The world’s largest computer hacking competition ever went down at UCSB on Friday, December 7, with 35 teams from nine countries logging in from their home bases and trying to take down each other’s mock websites. Hosted by UCSB’s Department of Computer Science – where the event’s founder and coordinator Giovanni Vigna runs one of the more respected computer security programs in the world – it was the sixth time the International Capture the Flag (iCTF) battle had been waged in five years.

“This is the biggest hacking competition ever,” said Vigna. “You can bet on that.”

Army of Darkness scores
Paul Wellman

By the time the dust settled on the all-day event, a team from Milan, Italy called the Chocolate Makers emerged victorious, but only after facing tough competition from Russians, Germans, Americans, Argentines, Austrians, Australians, Indians, and the French. (See the winner announcement here and final scores here.)

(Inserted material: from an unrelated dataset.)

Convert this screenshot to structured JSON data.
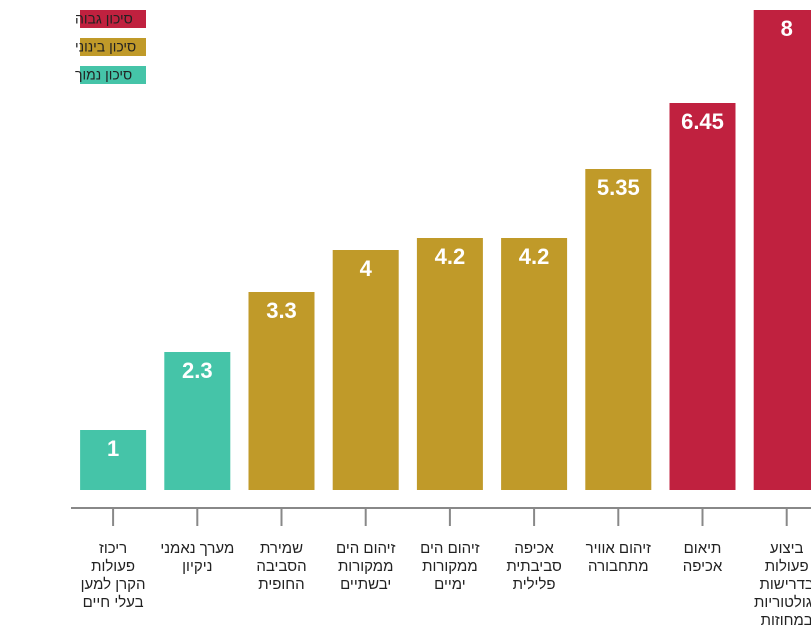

The online war works as follows: Vigna and his upper level graduate students create a mock website with a half dozen section pages. In the morning, every team is given the same website, and must begin analyzing the structure immediately. Within minutes, they are blocking the websites security holes while other team members – typically teams have around 20 students on them – begin attacking the other websites’ section pages. The scoring system, which is technically a secret for fear of being hacked, allocates points for both successful attacks (where a flag is captured) and defenses.

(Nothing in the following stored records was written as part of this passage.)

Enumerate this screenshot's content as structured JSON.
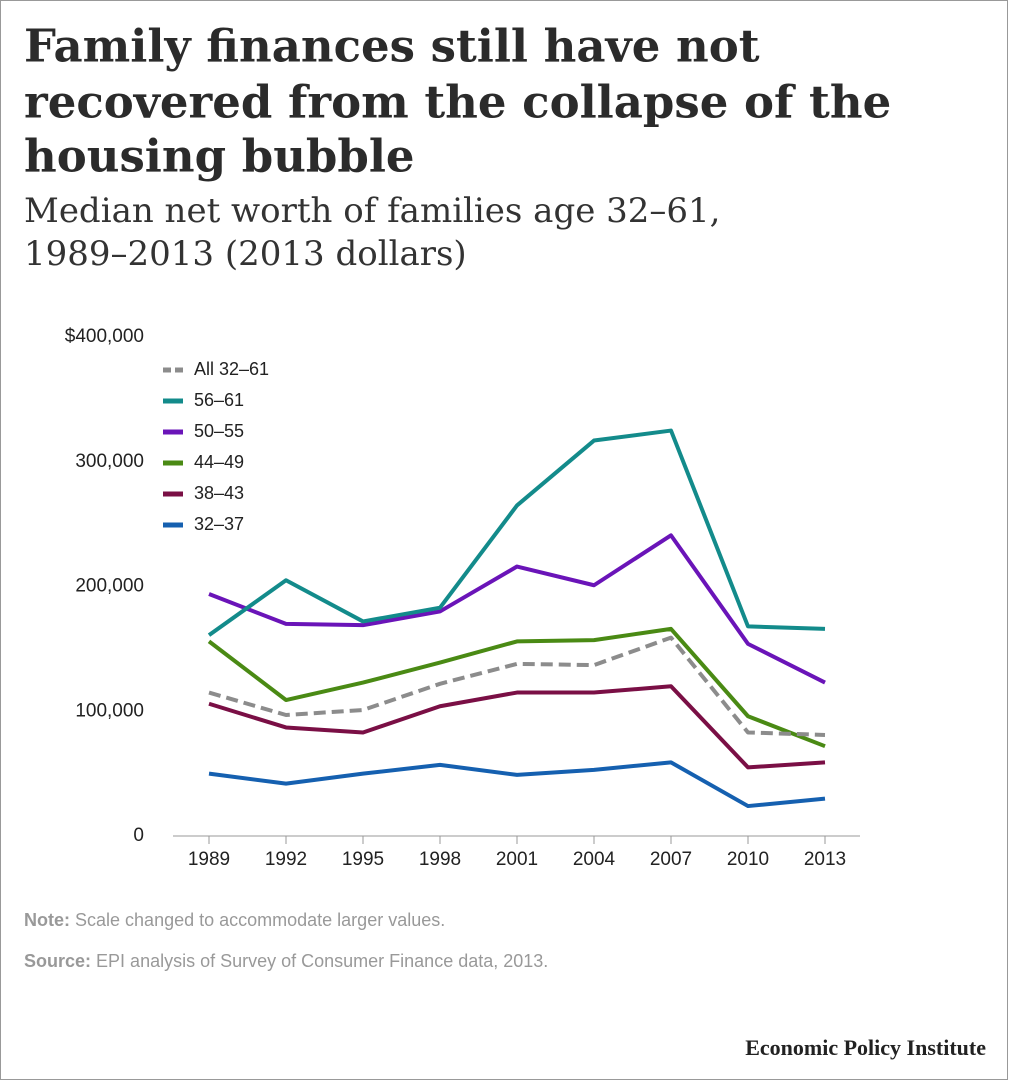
{
  "chart_data": {
    "type": "line",
    "title": [
      "Family finances still have not",
      "recovered from the collapse of the",
      "housing bubble"
    ],
    "subtitle": [
      "Median net worth of families age 32–61,",
      "1989–2013 (2013 dollars)"
    ],
    "categories": [
      "1989",
      "1992",
      "1995",
      "1998",
      "2001",
      "2004",
      "2007",
      "2010",
      "2013"
    ],
    "ylim": [
      0,
      400000
    ],
    "yticks": [
      0,
      {
        "value": 100000,
        "label": "100,000"
      },
      {
        "value": 200000,
        "label": "200,000"
      },
      {
        "value": 300000,
        "label": "300,000"
      },
      {
        "value": 400000,
        "label": "$400,000"
      }
    ],
    "series": [
      {
        "name": "All 32–61",
        "color": "#8c8c8c",
        "dashed": true,
        "values": [
          115000,
          97000,
          101000,
          122000,
          138000,
          137000,
          159000,
          83000,
          81000
        ]
      },
      {
        "name": "56–61",
        "color": "#138b8b",
        "values": [
          161000,
          205000,
          172000,
          183000,
          265000,
          317000,
          325000,
          168000,
          166000
        ]
      },
      {
        "name": "50–55",
        "color": "#6a14b8",
        "values": [
          194000,
          170000,
          169000,
          180000,
          216000,
          201000,
          241000,
          154000,
          123000
        ]
      },
      {
        "name": "44–49",
        "color": "#4a8a14",
        "values": [
          156000,
          109000,
          123000,
          139000,
          156000,
          157000,
          166000,
          96000,
          72000
        ]
      },
      {
        "name": "38–43",
        "color": "#7a0f45",
        "values": [
          106000,
          87000,
          83000,
          104000,
          115000,
          115000,
          120000,
          55000,
          59000
        ]
      },
      {
        "name": "32–37",
        "color": "#1560b0",
        "values": [
          50000,
          42000,
          50000,
          57000,
          49000,
          53000,
          59000,
          24000,
          30000
        ]
      }
    ],
    "note_label": "Note:",
    "note": "Scale changed to accommodate larger values.",
    "source_label": "Source:",
    "source": "EPI analysis of  Survey of Consumer Finance data, 2013.",
    "footer": "Economic Policy Institute"
  }
}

This year, it also gave points for answering questions about computer security, which ranged from programming techniques to humorous trivia. That trivia system was actually hacked this year, apparently accidentally, by the team WCSC from the University of South Florida in Tampa, scoring them 35,000 points in one swoop. That gave them a huge bump in the battle’s last hour, putting them briefly in first place. But they ended up finishing fifth overall.

The two UCSB teams in the competition – The Hexadecimators and the Army of Darkness, comprised of students in Vigna’s popular computer security class – did not fare as well as they’d hoped. The Army of Darkness finished 26th and the Hexadecimators were third from last (though the last place team Graham Crackers from Penn State failed to score any points and appeared to not have entered due to technical difficulties). The Hexadecimators complained about a downed network in the morning and throughout the day, but did manage to snag some flags toward the end of the competition after watching how other teams attacked them, including one crowd pleaser against the winning Chocolate Makers. As for the Army of Darkness, they utilized scripted programs to exponentially grow their attacks, and had a shoot-out with the Fog Dogs from the Naval Postgraduate School in Monterey at the end of the meet. Although they thought they beat them in the last seconds of the competition, when the final scores were tallied, the Fog Dogs were a couple places ahead.

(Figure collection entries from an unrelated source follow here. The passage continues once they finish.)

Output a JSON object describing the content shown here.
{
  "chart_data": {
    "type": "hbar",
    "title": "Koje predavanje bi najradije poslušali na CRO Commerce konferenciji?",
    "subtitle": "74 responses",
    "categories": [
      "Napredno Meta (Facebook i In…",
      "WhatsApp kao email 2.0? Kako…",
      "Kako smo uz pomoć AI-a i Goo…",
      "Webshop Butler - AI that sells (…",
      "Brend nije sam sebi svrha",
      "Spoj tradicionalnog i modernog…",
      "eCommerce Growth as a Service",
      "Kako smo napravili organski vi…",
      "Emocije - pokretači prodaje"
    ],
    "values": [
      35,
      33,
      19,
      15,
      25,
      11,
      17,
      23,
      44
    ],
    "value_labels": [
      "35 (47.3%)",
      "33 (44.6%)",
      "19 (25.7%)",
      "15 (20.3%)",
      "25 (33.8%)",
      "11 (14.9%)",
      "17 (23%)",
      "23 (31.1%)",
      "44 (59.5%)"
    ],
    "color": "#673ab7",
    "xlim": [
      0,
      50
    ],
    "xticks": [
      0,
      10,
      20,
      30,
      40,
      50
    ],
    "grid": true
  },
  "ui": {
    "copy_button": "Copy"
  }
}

Giovanni (far left) shows the two UCSB teams the timeline of attacks at the end of the competition.
Paul Wellman

Regardless of final scores, the event served as the students’ final exam for the quarter, which, as Vigna explained, is a lot more fun than taking a math test. There was plenty of excitement in the computer science lab where the two UCSB teams waged their international wars, as the steady sound of keystrokes and low hum of consulting chatter was occasionally interrupted by shouts of success and flurries of hacker humor. In the lobby of Frank Hall, over the smell of cooling pizza and fizzed out soda and in front of Vigna’s assistants who built and managed the competition, a world map was projected on one wall, marking the various attacks lobbed by teams from all over. On another wall was the scoreboard, but the projections would also shift to the hackers’ chat room, to the trivia layout, and to the mock website itself, which was called The MAFIA, featured a picture of Marlon Brando as The Godfather, and was a hacker joke on the rampant piracy of digital music and films. When a flag was successfully found by any given team, it appeared as a cartoon dialogue bubble coming from the mouth of Robert De Niro.

Giovanni Vigna (right) discusses possible hacking strategies with one of his computer programming students during a hacking competition in December 2007.
Paul Wellman

At the end of the event, the hackers’ chat forum was filled with words of praise and thanks for UCSB’s hard work in setting up the war. There was also plenty of bragging, which is the only prize that the winners of this competition receive. But as Vigna explained, proudly watching his students hone their skills against some of the best hackers and computer security specialists in the world, “Bragging rights mean a lot in the hackers’ world.”